At Rural Asset Finance we have seen first-hand the resourcefulness and inventiveness of farmers bringing in additional income and our lending has supported and enabled a vast range of initiatives, including traditional food production, holiday and tourism, green energy or environmental/ELMS based projects.
But recent events are inevitably putting food and fuel efficiencies at the top of many business’s agendas and many news outlets have reported that the government is “rapidly reviewing” its ELMS payment, and modification is on the way. Defra denies this but certainly many farmers are focusing on diversifications based around food and energy production that not only increase efficiency, but also give them the reassurance of fixed costs – hedging the risks.
For example, we are seeing more and more interest in funding solar panels and batteries, with farmers with extensive roof space keen to generate their own electricity. This wouldn’t just mean generating – and potentially selling – their own energy, but with our funding they lease the equipment on a fixed-rate, fixed-term basis and save money on the lease payments being less than the electricity bill; their cost of electricity would stay exactly the same throughout the length of the agreement. It would not matter how high energy prices or interest rates rise – they will be confident their costs would not go up for the period of the RAF lease.
Many of our farmers are already exploring green energy – we have funded major biomass and biogas plants – and others are keen to make their food production operations more efficient, so we regularly finance new buildings and precision, hi-tech machinery. Many farmers are making smart use of government innovation grants, maximising this windfall by using it as a deposit for a larger project and borrowing the remainder. Many of our clients have used the Farming Improvement Grant (which is about to enter its second allocation round) and its Farming Equipment And Technology Fund and Farming Transformation Fund as a down payment for major projects, the balance after the grant coming from a loan – thus preserving their cash flow in these uncertain times.
Of course many new revenue streams incur major start-up costs, and many banks might balk at loaning money for a new arm of the business that is not tried and tested. But with our extensive personal experience of such projects, we take a different approach. At Rural Asset Finance we understand farms and the challenges farmers face. We look at the possibilities of the future as much as performance of the past. We can use existing land or buildings as security to open up huge possibilities for farmers to invest and create the future business that they want.
Most crucially of all, the one thing farmers (and everyone else) want at the moment is certainty in an uncertain world.

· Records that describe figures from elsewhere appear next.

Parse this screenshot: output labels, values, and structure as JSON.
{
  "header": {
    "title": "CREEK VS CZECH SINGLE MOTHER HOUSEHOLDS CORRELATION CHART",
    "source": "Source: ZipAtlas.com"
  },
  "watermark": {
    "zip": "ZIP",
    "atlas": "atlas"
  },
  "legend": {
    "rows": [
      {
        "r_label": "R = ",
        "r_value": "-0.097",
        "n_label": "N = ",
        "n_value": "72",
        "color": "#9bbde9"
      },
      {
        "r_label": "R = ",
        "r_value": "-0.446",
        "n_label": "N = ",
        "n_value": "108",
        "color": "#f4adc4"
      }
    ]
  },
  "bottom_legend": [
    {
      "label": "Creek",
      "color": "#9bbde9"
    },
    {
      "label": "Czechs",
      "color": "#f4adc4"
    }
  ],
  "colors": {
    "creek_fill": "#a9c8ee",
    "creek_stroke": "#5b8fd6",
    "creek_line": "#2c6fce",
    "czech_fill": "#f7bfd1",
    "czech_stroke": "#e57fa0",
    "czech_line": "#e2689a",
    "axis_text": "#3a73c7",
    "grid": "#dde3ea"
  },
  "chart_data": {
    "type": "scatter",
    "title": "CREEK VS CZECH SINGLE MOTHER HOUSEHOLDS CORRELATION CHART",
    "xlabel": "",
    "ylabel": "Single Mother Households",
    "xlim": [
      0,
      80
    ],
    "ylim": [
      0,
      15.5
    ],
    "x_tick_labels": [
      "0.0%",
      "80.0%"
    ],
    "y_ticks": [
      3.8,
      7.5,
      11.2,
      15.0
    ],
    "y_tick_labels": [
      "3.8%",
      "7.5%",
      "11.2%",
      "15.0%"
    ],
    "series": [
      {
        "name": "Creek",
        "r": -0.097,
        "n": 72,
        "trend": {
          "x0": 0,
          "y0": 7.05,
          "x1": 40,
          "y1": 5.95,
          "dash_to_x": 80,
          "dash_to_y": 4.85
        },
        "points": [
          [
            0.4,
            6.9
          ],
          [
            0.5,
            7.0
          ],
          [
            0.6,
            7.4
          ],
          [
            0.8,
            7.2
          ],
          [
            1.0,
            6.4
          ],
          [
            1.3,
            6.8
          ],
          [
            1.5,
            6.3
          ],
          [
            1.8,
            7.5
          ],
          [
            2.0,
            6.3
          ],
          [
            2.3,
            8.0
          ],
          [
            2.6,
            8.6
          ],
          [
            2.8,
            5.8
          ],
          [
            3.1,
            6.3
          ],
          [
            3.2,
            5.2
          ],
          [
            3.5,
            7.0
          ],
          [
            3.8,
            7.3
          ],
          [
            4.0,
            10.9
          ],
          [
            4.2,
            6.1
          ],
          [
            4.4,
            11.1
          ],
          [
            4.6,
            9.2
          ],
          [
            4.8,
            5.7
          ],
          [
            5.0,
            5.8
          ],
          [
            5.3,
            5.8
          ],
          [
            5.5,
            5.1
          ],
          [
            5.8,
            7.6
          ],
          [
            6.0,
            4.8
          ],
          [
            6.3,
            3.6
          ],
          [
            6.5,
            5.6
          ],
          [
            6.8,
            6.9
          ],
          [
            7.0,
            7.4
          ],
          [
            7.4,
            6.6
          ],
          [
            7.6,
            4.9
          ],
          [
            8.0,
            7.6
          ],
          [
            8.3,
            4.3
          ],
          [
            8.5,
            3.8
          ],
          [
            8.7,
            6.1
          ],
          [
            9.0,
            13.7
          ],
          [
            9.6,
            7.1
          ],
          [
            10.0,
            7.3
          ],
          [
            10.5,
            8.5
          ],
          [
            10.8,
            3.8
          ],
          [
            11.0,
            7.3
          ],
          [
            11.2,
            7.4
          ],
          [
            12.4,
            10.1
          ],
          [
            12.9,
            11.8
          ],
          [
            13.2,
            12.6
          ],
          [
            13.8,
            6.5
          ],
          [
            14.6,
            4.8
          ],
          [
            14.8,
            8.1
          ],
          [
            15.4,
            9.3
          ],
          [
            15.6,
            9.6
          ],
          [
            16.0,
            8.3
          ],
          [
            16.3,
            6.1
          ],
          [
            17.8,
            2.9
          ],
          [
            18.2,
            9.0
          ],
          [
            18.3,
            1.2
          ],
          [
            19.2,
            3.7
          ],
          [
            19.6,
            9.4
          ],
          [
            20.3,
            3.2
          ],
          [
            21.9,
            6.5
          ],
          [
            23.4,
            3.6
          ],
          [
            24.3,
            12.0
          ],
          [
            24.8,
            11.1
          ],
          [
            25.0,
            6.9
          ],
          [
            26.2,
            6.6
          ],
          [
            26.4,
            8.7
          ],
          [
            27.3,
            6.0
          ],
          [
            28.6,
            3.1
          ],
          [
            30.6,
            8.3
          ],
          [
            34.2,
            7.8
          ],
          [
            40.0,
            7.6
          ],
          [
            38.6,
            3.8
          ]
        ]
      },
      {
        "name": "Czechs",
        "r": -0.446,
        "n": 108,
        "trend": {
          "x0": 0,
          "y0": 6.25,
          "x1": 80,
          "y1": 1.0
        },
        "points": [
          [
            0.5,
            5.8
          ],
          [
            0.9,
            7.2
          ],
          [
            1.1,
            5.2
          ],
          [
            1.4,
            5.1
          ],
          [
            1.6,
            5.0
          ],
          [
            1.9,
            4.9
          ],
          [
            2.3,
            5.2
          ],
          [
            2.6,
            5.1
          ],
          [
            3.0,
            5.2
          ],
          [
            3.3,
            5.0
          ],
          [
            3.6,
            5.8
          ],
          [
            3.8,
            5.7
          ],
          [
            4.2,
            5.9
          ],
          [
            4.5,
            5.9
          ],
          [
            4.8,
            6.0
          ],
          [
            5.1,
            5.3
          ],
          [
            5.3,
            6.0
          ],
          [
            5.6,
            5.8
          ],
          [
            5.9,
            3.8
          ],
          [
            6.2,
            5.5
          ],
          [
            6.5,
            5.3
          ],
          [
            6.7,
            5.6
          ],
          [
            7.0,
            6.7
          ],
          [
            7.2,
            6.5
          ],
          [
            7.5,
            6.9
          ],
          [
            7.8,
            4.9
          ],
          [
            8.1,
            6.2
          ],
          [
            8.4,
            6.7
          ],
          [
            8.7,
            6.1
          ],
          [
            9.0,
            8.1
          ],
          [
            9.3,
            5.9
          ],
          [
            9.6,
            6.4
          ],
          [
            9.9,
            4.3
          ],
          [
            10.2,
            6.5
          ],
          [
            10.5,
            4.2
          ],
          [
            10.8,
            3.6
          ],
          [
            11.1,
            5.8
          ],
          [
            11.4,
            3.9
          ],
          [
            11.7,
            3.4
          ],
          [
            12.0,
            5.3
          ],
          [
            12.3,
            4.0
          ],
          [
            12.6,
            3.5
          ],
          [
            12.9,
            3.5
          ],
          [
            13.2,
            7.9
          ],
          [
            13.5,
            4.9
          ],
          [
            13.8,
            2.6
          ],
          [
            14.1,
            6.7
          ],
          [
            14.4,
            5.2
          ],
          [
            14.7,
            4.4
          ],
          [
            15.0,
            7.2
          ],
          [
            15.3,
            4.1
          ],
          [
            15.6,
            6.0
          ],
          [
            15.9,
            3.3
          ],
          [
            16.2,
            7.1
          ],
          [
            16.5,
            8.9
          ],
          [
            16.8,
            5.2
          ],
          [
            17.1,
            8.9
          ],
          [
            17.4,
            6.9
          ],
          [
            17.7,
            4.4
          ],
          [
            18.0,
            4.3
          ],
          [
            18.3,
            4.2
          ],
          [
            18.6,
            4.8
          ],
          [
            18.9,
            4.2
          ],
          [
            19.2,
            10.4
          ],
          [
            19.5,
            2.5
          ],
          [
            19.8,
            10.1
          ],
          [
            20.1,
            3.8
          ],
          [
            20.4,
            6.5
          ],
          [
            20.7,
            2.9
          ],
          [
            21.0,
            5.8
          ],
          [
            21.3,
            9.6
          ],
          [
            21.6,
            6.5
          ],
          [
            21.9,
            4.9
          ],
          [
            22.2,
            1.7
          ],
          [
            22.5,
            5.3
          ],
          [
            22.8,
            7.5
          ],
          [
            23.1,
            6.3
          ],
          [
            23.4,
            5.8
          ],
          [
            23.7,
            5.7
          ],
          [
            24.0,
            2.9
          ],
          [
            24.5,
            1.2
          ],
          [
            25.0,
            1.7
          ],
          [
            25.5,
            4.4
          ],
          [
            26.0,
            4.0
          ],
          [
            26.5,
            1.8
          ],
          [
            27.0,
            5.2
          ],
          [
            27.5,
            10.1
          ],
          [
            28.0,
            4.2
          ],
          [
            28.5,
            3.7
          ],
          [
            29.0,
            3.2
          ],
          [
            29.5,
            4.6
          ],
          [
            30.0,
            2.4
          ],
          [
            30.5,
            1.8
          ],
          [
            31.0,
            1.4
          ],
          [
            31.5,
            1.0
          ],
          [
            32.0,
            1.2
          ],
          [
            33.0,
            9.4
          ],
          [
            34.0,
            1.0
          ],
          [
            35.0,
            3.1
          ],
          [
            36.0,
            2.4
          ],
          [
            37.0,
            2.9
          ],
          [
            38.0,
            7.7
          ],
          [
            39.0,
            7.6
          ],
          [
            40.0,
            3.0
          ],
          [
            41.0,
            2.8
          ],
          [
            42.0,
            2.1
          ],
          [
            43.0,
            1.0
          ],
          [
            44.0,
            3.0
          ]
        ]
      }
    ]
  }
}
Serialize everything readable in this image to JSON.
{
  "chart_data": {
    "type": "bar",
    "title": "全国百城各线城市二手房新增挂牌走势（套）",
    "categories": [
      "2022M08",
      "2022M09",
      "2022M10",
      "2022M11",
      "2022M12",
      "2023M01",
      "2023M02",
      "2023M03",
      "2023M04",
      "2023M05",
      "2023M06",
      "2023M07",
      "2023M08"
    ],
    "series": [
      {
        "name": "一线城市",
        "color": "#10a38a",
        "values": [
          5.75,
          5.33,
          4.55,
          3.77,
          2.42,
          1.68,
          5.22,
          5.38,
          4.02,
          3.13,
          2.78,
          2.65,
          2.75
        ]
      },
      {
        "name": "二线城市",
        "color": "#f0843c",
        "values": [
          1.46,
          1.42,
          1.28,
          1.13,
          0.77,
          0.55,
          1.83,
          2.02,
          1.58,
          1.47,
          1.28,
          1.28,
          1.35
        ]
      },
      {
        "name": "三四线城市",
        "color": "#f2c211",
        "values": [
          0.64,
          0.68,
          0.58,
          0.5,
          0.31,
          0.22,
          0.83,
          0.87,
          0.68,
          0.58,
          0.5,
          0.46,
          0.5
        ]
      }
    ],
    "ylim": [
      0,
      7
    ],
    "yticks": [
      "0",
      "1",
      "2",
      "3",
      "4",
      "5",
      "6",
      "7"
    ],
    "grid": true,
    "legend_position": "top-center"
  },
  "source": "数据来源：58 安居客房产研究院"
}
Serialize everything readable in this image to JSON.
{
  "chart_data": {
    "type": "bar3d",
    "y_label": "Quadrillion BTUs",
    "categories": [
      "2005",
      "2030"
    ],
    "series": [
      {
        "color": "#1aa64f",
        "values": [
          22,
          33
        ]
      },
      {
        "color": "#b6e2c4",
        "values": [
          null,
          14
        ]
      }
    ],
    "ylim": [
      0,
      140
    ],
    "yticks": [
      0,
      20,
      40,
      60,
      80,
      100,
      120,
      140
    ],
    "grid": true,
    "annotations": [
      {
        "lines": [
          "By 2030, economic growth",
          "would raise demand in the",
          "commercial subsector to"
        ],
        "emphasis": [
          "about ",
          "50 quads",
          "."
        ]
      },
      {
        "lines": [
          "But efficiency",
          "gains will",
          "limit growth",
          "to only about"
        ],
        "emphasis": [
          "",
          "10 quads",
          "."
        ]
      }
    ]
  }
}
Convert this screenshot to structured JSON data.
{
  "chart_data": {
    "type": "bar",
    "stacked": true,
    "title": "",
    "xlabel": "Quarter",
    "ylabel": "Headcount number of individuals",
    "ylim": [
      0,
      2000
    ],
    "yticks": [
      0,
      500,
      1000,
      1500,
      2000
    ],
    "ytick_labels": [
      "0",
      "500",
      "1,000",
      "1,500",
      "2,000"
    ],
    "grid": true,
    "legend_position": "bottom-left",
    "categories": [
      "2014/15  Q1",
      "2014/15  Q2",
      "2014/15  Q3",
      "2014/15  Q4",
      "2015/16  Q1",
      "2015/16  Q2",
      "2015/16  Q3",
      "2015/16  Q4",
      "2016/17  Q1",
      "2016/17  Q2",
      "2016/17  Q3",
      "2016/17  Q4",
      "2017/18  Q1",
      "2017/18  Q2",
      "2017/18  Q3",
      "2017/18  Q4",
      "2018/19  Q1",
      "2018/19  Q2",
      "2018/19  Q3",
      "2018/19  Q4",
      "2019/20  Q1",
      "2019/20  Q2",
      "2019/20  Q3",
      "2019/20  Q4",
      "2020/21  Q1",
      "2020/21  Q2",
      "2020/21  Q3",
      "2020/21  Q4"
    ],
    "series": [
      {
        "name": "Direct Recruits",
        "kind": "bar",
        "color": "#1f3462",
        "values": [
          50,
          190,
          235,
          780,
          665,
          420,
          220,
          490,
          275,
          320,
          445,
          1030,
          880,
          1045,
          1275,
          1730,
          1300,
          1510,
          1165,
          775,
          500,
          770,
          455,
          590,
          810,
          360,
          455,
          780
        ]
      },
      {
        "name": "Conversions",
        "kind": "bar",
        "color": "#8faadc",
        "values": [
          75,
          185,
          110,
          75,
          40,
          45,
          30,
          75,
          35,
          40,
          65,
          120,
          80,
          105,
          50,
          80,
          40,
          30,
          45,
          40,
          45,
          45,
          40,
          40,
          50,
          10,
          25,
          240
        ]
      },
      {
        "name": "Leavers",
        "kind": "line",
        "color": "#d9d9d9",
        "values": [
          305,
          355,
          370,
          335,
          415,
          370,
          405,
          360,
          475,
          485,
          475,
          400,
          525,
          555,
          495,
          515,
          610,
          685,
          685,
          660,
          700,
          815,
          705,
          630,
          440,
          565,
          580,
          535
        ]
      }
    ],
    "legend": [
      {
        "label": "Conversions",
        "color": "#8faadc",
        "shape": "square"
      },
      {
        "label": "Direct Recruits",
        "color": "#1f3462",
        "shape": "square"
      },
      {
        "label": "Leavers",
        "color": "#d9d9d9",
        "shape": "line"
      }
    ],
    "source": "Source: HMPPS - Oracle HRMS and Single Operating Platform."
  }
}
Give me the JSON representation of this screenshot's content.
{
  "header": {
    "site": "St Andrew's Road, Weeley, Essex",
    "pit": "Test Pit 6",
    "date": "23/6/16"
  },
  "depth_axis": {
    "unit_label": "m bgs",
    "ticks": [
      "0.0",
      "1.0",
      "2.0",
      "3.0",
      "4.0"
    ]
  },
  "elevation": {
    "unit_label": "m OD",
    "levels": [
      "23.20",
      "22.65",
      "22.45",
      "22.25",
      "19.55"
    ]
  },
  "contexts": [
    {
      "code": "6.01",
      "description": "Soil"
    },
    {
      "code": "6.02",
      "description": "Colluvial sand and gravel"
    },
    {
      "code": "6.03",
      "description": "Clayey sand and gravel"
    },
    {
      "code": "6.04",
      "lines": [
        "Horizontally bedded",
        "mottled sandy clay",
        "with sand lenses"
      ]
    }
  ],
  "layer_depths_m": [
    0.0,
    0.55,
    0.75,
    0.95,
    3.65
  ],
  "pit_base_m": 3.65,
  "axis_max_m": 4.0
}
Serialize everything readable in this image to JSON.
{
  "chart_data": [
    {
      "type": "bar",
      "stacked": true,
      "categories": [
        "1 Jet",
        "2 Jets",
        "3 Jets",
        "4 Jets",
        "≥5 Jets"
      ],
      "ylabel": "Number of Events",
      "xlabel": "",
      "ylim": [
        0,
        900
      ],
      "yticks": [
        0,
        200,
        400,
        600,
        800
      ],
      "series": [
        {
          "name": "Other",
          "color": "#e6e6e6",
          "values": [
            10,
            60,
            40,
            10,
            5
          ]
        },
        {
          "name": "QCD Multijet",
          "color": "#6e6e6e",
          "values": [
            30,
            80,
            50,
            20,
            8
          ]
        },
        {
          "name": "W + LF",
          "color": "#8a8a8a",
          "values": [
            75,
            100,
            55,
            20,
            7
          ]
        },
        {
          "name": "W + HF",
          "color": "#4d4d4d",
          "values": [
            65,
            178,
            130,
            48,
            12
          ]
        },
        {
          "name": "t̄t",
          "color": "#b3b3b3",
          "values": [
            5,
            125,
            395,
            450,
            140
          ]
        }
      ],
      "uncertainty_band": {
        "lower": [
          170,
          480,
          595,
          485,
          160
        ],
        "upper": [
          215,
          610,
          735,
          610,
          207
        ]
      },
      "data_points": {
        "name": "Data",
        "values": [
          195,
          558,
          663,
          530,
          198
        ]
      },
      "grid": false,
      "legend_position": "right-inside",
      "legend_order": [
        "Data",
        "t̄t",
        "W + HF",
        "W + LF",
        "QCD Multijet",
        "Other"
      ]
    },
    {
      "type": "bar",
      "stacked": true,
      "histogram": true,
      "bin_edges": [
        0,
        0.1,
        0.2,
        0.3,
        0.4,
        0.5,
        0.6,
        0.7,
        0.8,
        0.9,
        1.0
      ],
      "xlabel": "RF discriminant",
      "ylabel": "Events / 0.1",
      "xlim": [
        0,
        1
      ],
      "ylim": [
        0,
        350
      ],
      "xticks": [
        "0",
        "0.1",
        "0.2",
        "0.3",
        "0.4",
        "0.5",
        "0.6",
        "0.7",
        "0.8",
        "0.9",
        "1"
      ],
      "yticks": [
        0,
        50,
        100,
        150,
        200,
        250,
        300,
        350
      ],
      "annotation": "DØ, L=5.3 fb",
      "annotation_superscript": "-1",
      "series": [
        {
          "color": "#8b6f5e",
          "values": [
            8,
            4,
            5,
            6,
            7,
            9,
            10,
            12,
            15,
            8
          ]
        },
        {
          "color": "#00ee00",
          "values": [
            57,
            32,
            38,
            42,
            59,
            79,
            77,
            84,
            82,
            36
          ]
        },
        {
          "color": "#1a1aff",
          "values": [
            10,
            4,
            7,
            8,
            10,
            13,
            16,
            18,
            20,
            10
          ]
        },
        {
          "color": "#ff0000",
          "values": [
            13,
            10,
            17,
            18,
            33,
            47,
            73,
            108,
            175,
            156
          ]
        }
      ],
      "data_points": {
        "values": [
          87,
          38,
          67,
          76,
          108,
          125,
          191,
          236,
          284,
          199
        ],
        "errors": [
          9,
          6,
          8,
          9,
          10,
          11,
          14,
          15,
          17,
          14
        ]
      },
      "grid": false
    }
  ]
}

After 14 years – virtually a generation – of low food costs and 1% interest rates, suddenly both are soaring and no-one knows what’s going to happen next. Certainly no-one knows how often and how high the Bank of England will raise the cost of borrowing over the next year, but it’s possible we’ll see the base rate as high as 6% in the coming months. However, farmers locking in funding now for their projects with our fixed-rate, fixed term loans will have no such nasty surprises, enabling them to budget accordingly – hedging the risks.
And with the right type of innovative diversification, they might end up cutting their food production costs and energy bills too. With our friendly support and practical help, we can enable you to take that step, making the most of those assets around you to ensure your revenue for years to come and preserve your business by hedging the major risks.
Costs may be spiralling, but there’s a clear opportunity for farmers to invest and diversify in a sustainable future, to fund food production and renewable energy in a sensible, practical way. To take control of their futures, and their finances with a fixed-rate, fixed-term plan. Literally, this could be the moment you take back the power.